Protesters went on hunger strike for three days less than a week after 20 prisoners were executed in Iran. This protest coincides with the anniversary of the 1988 massacre in the country.
Those doing the hunger strike were joined by dozens of demonstrators as they stood outside Parliament, according to the International Business Times. The protesters called on the UK government to speak out against the mistreatment of political prisoners. They were also demanding that the government recognises the victims and those responsible for the 1988 massacre in Iran which left thousands upon thousands of political prisoners dead over several months in state sanctioned killings.
The Association of Iranian Political Prisoners, UK, in a statement said: “The participants urge the UK government to categorically condemn incessant cruel hangings and act with its western allies for an immediate halt to the executions and torture in Iran. They also call on the UN Human Rights Council and the UN Security Council to form an international court to prosecute the officials of the regime responsible for these crimes.”
During the three-day demonstration the protesters set up an exhibition that showed some of the human rights abuses that the Iranian regime commits as well as a mock execution. Many of those participating have relatives that were killed or imprisoned in Iran.
Omid Ebrahimi, an 18 year-old who participated in the hunger strike, said his dad who was very active in Iran spent 10 years in prison.
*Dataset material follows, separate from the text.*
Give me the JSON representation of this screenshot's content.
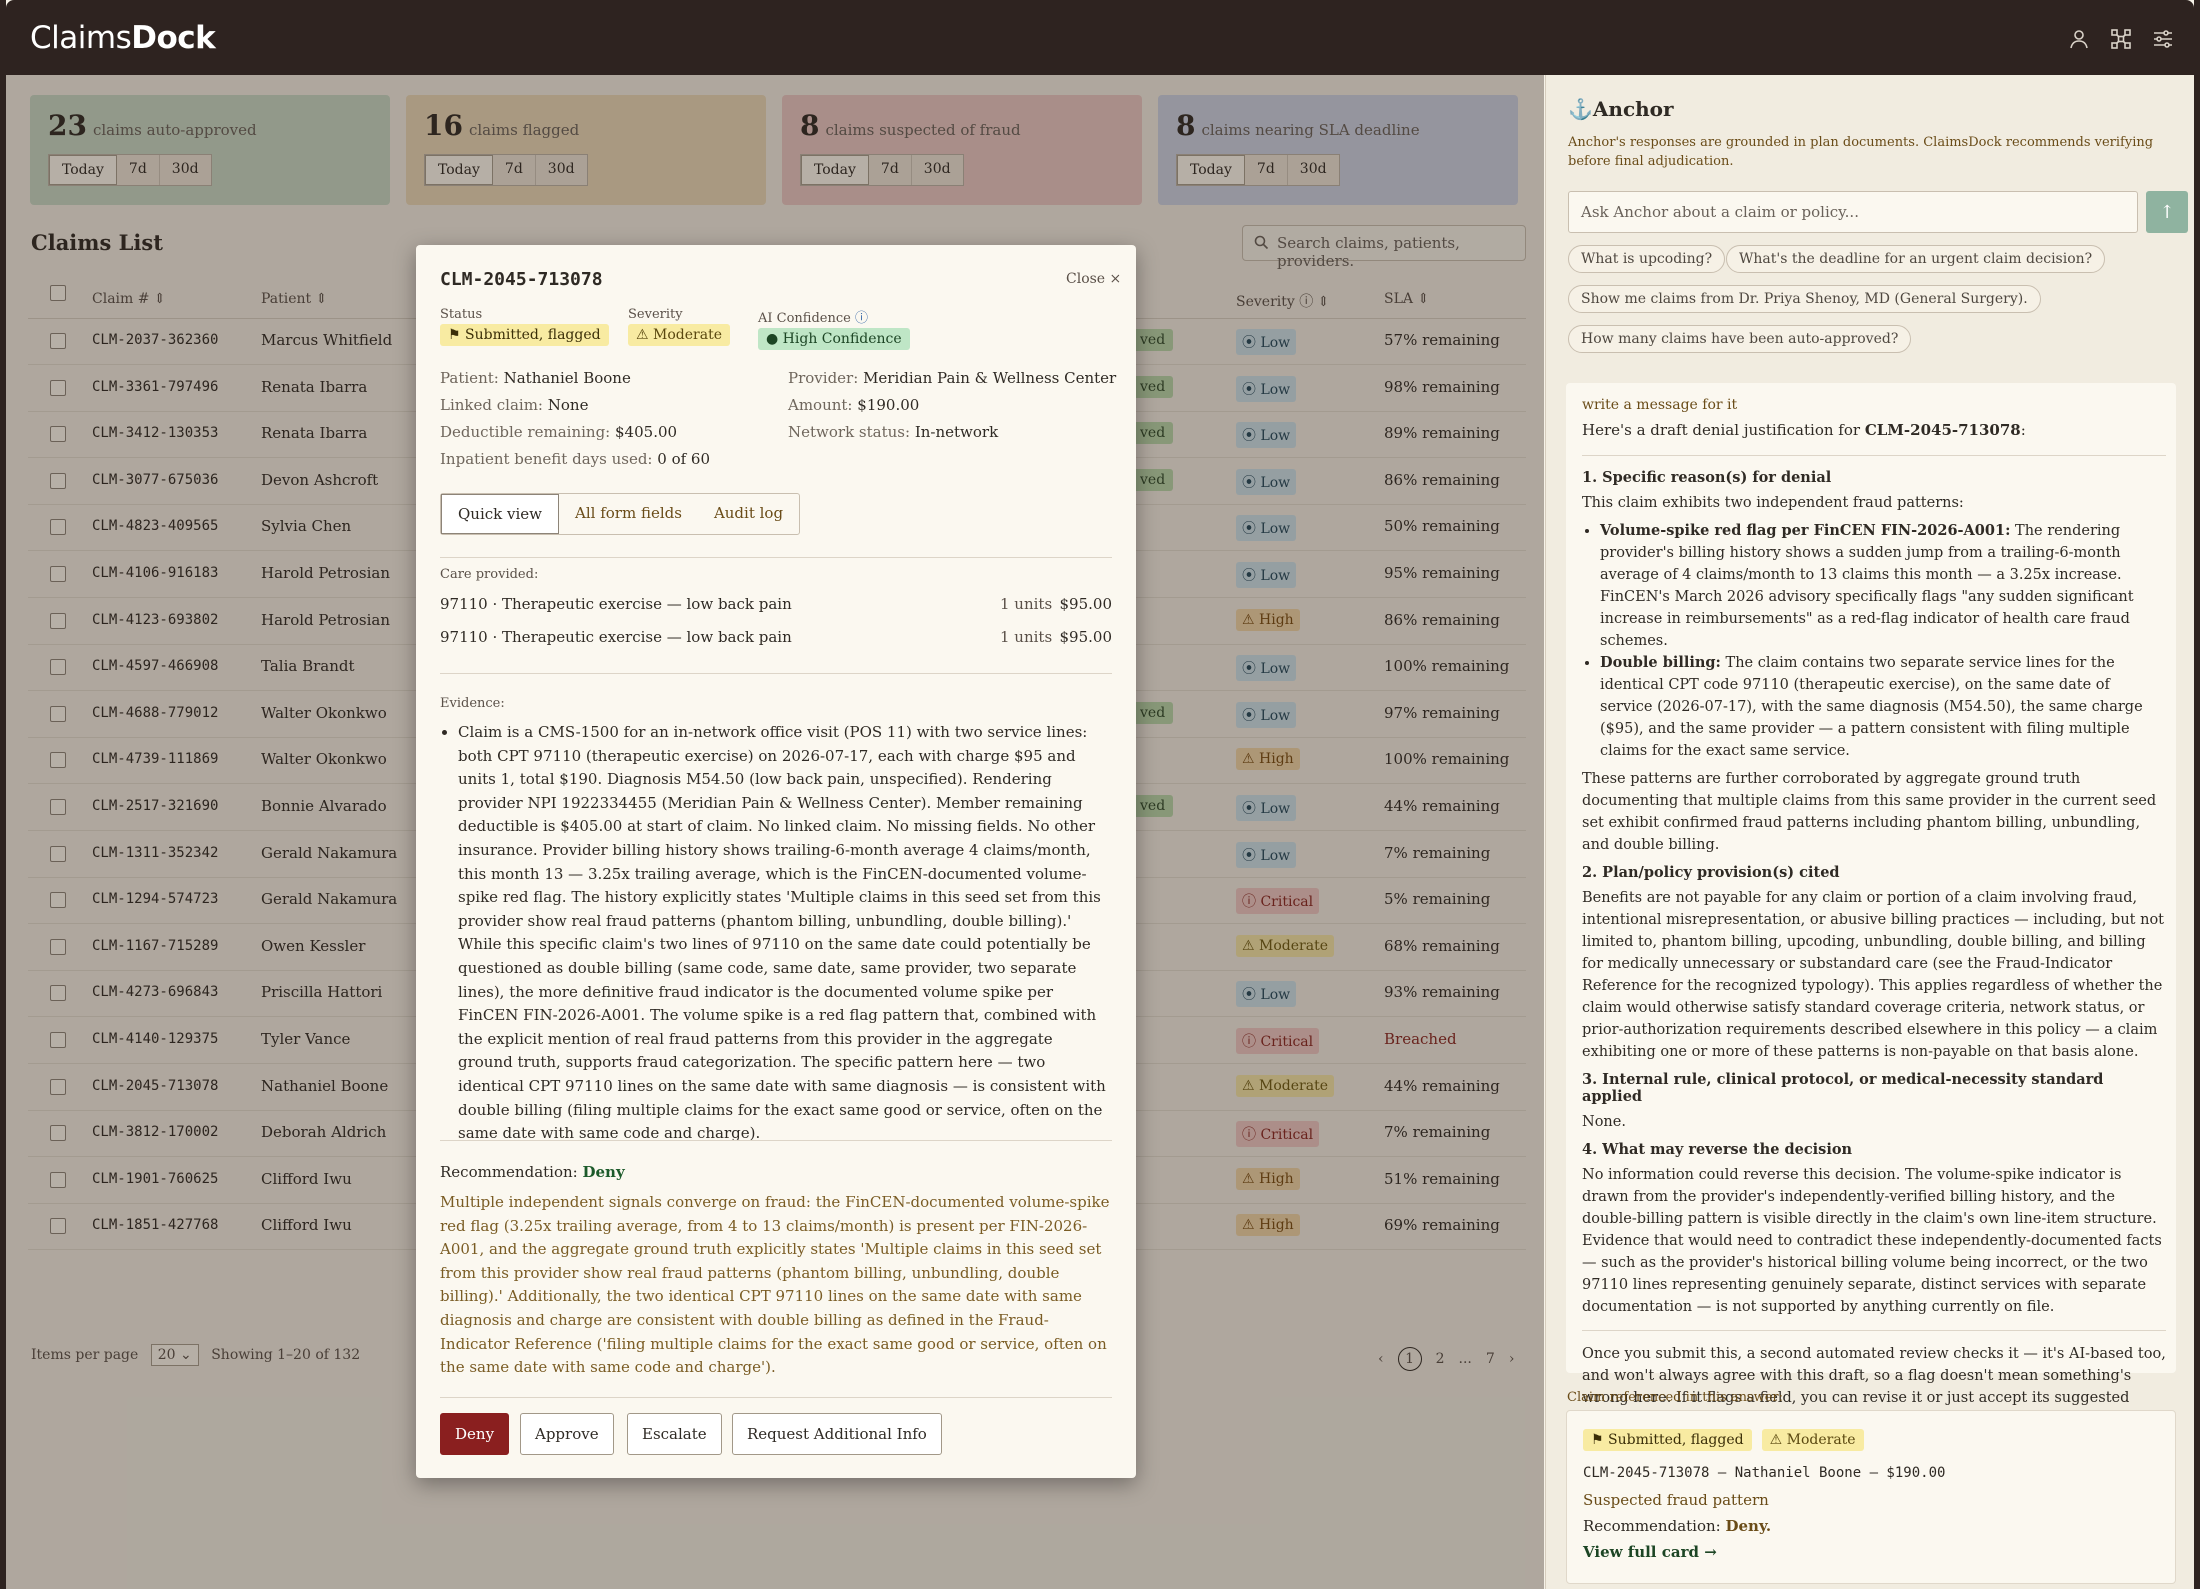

He said: “He was there at the time of the 1988 massacre and whenever he talks about the memories he had and the friends he had that were taken from him and executed during this massacre I am astounded.”
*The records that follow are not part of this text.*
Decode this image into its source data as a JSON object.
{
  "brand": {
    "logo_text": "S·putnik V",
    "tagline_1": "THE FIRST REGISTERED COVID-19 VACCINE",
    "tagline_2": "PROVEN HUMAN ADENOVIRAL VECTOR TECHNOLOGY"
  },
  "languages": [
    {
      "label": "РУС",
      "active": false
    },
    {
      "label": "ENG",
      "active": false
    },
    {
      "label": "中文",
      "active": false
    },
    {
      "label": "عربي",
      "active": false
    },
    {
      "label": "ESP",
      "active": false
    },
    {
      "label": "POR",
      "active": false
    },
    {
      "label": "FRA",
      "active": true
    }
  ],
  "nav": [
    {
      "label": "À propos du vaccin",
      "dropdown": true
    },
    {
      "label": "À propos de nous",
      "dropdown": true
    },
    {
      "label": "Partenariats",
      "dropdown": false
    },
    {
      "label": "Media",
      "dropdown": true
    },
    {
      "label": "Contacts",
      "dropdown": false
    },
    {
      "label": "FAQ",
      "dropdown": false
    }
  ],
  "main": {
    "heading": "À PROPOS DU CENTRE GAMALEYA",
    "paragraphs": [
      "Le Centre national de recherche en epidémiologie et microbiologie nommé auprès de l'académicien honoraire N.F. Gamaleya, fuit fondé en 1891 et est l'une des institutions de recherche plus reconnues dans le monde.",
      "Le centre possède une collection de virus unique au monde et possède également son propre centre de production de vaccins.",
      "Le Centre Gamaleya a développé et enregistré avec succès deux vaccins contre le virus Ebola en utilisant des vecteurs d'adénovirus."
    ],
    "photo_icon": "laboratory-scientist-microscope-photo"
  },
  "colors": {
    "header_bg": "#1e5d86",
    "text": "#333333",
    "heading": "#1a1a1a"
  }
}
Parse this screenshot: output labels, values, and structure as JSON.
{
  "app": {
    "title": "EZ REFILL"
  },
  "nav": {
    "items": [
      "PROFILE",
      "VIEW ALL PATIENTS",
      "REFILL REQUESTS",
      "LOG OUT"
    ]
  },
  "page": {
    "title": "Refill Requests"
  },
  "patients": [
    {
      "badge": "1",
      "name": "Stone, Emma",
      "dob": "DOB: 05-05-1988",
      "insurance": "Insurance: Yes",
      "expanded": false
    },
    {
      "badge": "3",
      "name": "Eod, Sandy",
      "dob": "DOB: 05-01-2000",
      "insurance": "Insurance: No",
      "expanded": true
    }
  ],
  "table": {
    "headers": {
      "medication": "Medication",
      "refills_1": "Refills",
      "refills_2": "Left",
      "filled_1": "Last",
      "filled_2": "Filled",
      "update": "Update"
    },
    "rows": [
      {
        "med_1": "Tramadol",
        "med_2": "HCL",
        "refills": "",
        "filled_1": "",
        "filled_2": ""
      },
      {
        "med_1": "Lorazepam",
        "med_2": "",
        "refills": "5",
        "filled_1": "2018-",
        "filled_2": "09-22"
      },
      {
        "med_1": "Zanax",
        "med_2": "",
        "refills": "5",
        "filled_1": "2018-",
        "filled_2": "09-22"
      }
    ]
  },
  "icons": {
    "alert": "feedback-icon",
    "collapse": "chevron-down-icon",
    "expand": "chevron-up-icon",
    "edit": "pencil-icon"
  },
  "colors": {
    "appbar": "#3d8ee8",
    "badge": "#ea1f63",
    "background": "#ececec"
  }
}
Ebrahimi added that four of his mum’s relatives were killed by the Iranian regime (two of them during the 1988 massacre). He said that this is his motivation to follow in the footsteps of his parents and raise awareness about the regime. He said that many high ranking members of the regime “took a leading role in the massacre still hold key positions in the hierarchy of the regime”.
He said that although he had not eaten in three days, it was difficult, but much easier than what the political prisoners in Iran are going through. “We are on hunger strike with political prisoners who are also on hungers strike, but they are in worse conditions, they are tortured they are awaiting executions and we are doing it in a country where we are out of harm’s way and we are not under threat.”
Naghmeh Rajabi, a 29 year old hunger striker and demonstrator, told the International Business Times that the protest is personal to her because she is also a victim of the regime. She said that her aunts were executed by the regime before she ever got to meet them. She said: “Living in a free society as an Iranian woman in exile, it is my responsibility to speak for the women who don’t have a voice and don’t have the basic minimum human rights.”
Last week on 2nd August in Iran 20 Kurdish Sunni political prisoners in Gohardasht (Rajai-Shahr) Prison were executed. The families were told they could come and say their final goodbyes before 3pm, but when they arrived they were told that their loved ones were already dead.
A UK spokesperson for the National Council of Resistance of Iran (NCRI), Hossein Abedini, said: “The situation inside the prison where the recent executions took place is very worrying and many people, many prisoners are on hunger strike there and there is very tight security.”
He added that the situation will become even more worrying if it is accompanied by silence. He said that “robust measures” need to be introduced immediately.